Various environmental groups have joined a lawsuit aimed at SANDAG's (San Diego's MPO) 2050 regional transportation plan for not going far enough in state mandated efforts to reduce greenhouse gas emissions, explains Damien Newton.

1 minute read

February 24, 2012, 6:00 AM PST

By Alesia Hsiao


When the San Diego Association of Governments (SANDAG) 2050 Regional Transportation Plan was the first out of the gate amongst California MPOs to adhere to state mandates to reduce greenhouse gas emissions, it was celebrated as a victory for integrated sustainable land use and transportation planning.

Now, several environmental groups along with the Environmental Caucus of the California Democratic Party, and even the state's Attorney General, have come out against the plan in public and in court.

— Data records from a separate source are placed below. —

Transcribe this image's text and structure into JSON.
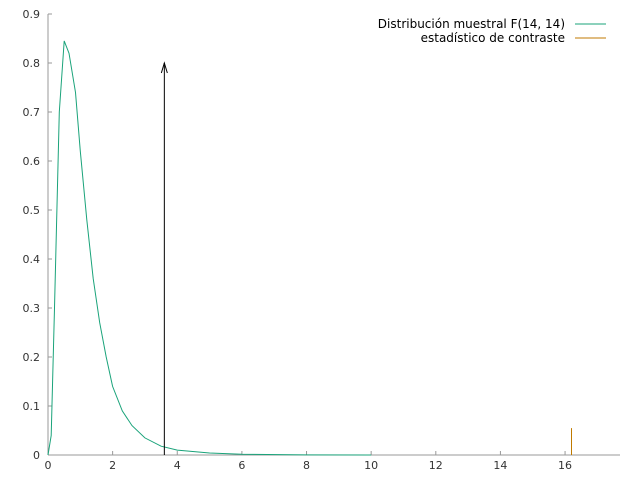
{
  "chart_data": {
    "type": "line",
    "title": "",
    "xlabel": "",
    "ylabel": "",
    "xlim": [
      0,
      17.7
    ],
    "ylim": [
      0,
      0.9
    ],
    "x_ticks": [
      0,
      2,
      4,
      6,
      8,
      10,
      12,
      14,
      16
    ],
    "y_ticks": [
      0,
      0.1,
      0.2,
      0.3,
      0.4,
      0.5,
      0.6,
      0.7,
      0.8,
      0.9
    ],
    "grid": false,
    "legend_position": "top-right",
    "series": [
      {
        "name": "Distribución muestral F(14, 14)",
        "color": "#1aa37a",
        "x": [
          0,
          0.1,
          0.2,
          0.35,
          0.5,
          0.65,
          0.85,
          1.0,
          1.2,
          1.4,
          1.6,
          1.8,
          2.0,
          2.3,
          2.6,
          3.0,
          3.5,
          4.0,
          5.0,
          6.0,
          8.0,
          10.0
        ],
        "y": [
          0,
          0.04,
          0.3,
          0.7,
          0.845,
          0.82,
          0.74,
          0.62,
          0.48,
          0.36,
          0.27,
          0.2,
          0.14,
          0.09,
          0.06,
          0.035,
          0.018,
          0.01,
          0.004,
          0.0015,
          0.0003,
          0.0001
        ]
      },
      {
        "name": "estadístico de contraste",
        "color": "#c07a00",
        "x": [
          16.2,
          16.2
        ],
        "y": [
          0,
          0.055
        ]
      }
    ],
    "annotations": [
      {
        "type": "arrow",
        "x": 3.6,
        "y_from": 0,
        "y_to": 0.8,
        "color": "#000000"
      }
    ]
  }
}
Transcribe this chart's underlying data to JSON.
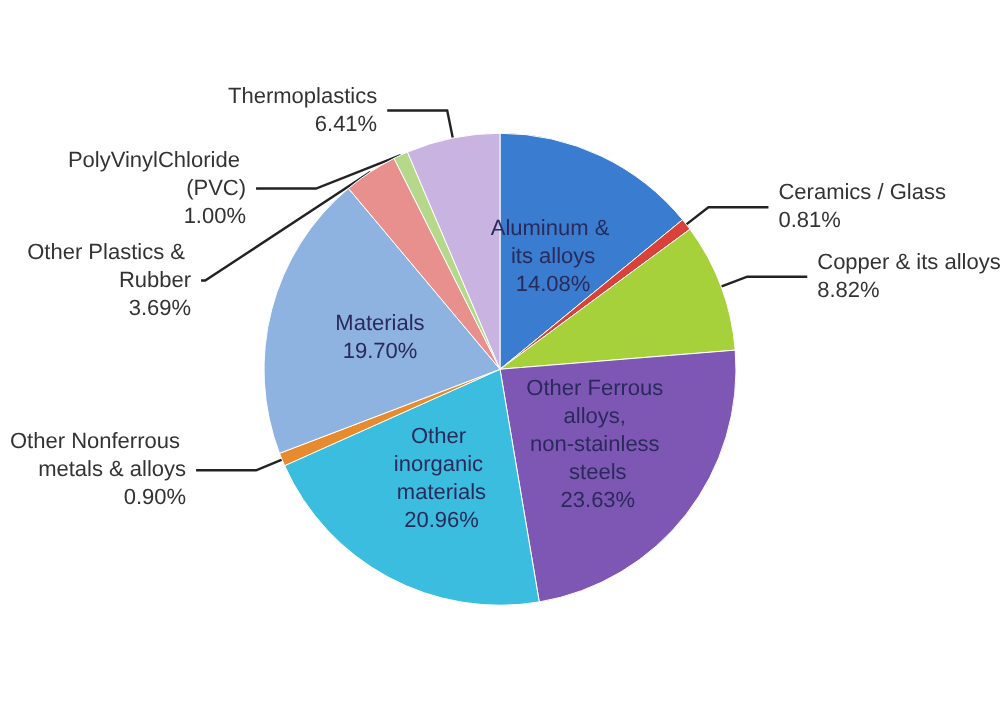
{
  "chart_data": {
    "type": "pie",
    "categories": [
      "Aluminum & its alloys",
      "Ceramics / Glass",
      "Copper & its alloys",
      "Other Ferrous alloys, non-stainless steels",
      "Other inorganic materials",
      "Other Nonferrous metals & alloys",
      "Materials",
      "Other Plastics & Rubber",
      "PolyVinylChloride (PVC)",
      "Thermoplastics"
    ],
    "values": [
      14.08,
      0.81,
      8.82,
      23.63,
      20.96,
      0.9,
      19.7,
      3.69,
      1.0,
      6.41
    ],
    "value_labels": [
      "14.08%",
      "0.81%",
      "8.82%",
      "23.63%",
      "20.96%",
      "0.90%",
      "19.70%",
      "3.69%",
      "1.00%",
      "6.41%"
    ],
    "colors": [
      "#3a7dd0",
      "#d9413b",
      "#a6d13a",
      "#7e57b5",
      "#3bbde0",
      "#e88a2e",
      "#8fb3e0",
      "#e8908e",
      "#b5d88a",
      "#c9b3e0"
    ],
    "legend": false
  }
}
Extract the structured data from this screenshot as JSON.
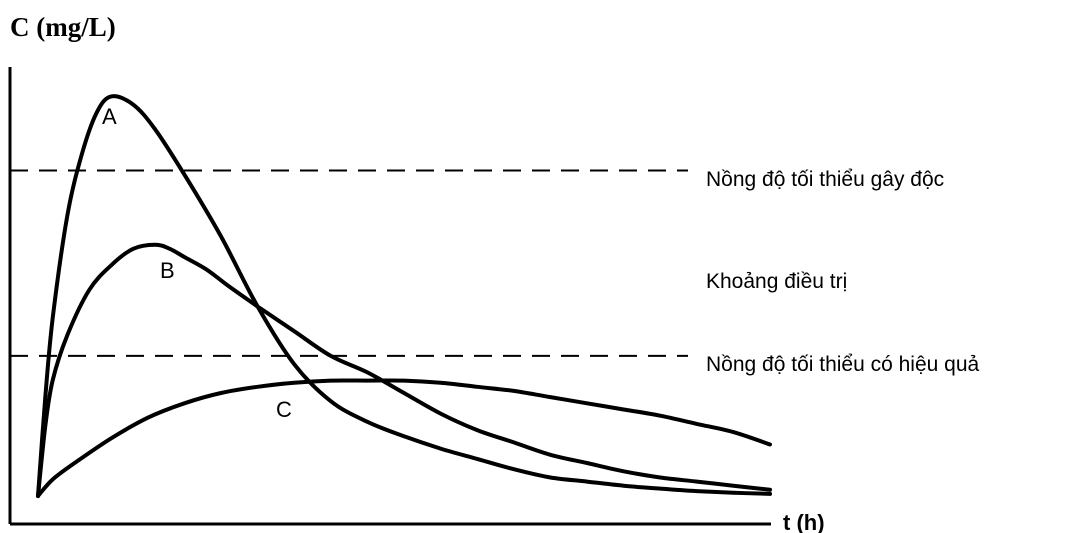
{
  "chart_data": {
    "type": "line",
    "ylabel": "C (mg/L)",
    "xlabel": "t (h)",
    "xlim": [
      0,
      100
    ],
    "ylim": [
      0,
      100
    ],
    "grid": false,
    "legend": "none",
    "series": [
      {
        "name": "A",
        "color": "#000000",
        "x": [
          0,
          1,
          2,
          4,
          6,
          8,
          10,
          13,
          16,
          20,
          25,
          30,
          35,
          40,
          45,
          50,
          55,
          60,
          65,
          70,
          75,
          80,
          85,
          90,
          95,
          100
        ],
        "y": [
          0,
          24,
          43,
          68,
          83,
          93,
          97,
          95,
          89,
          78,
          63,
          46,
          32,
          23,
          18,
          14.5,
          11.5,
          9,
          6.5,
          4.5,
          3.5,
          2.5,
          1.8,
          1.2,
          0.8,
          0.5
        ]
      },
      {
        "name": "B",
        "color": "#000000",
        "x": [
          0,
          1,
          2,
          4,
          7,
          10,
          13,
          16,
          18,
          20,
          23,
          26,
          30,
          35,
          40,
          45,
          50,
          55,
          60,
          65,
          70,
          75,
          80,
          85,
          90,
          95,
          100
        ],
        "y": [
          0,
          17,
          28,
          39,
          50,
          56,
          60,
          61,
          60,
          58,
          55,
          51,
          46,
          40,
          34,
          30,
          25,
          20,
          16,
          13,
          10,
          8,
          6,
          4.5,
          3.5,
          2.5,
          1.5
        ]
      },
      {
        "name": "C",
        "color": "#000000",
        "x": [
          0,
          2,
          5,
          10,
          15,
          20,
          25,
          30,
          35,
          40,
          45,
          50,
          55,
          60,
          65,
          70,
          75,
          80,
          85,
          90,
          95,
          100
        ],
        "y": [
          0,
          4,
          8,
          14,
          19,
          22.5,
          25,
          26.5,
          27.5,
          28,
          28,
          28,
          27.5,
          26.5,
          25.5,
          24,
          22.5,
          21,
          19.5,
          17.5,
          15.5,
          12.5
        ]
      }
    ],
    "annotations": [
      {
        "text": "A",
        "series": "A"
      },
      {
        "text": "B",
        "series": "B"
      },
      {
        "text": "C",
        "series": "C"
      }
    ],
    "reference_lines": [
      {
        "label": "Nồng độ tối thiểu gây độc",
        "y": 79,
        "style": "dashed"
      },
      {
        "label": "Khoảng điều trị",
        "y": 56.5,
        "style": "none"
      },
      {
        "label": "Nồng độ tối thiểu có hiệu quả",
        "y": 34,
        "style": "dashed"
      }
    ]
  }
}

According to Newton, "The major issue in the lawsuit is that while the SANDAG plan does outline a major growth in the region's transit network, most of the transit planning is in the last years of the project. The early years call for a rapid increase in the area's highway network through a new high occupancy/toll lane system (HOT Lanes). SANDAG spokespeople claim that because the lanes can be used free by transit, they should be considered transit projects."

There is disagreement on where the funding should be allocated. The final plan will be voted on in March.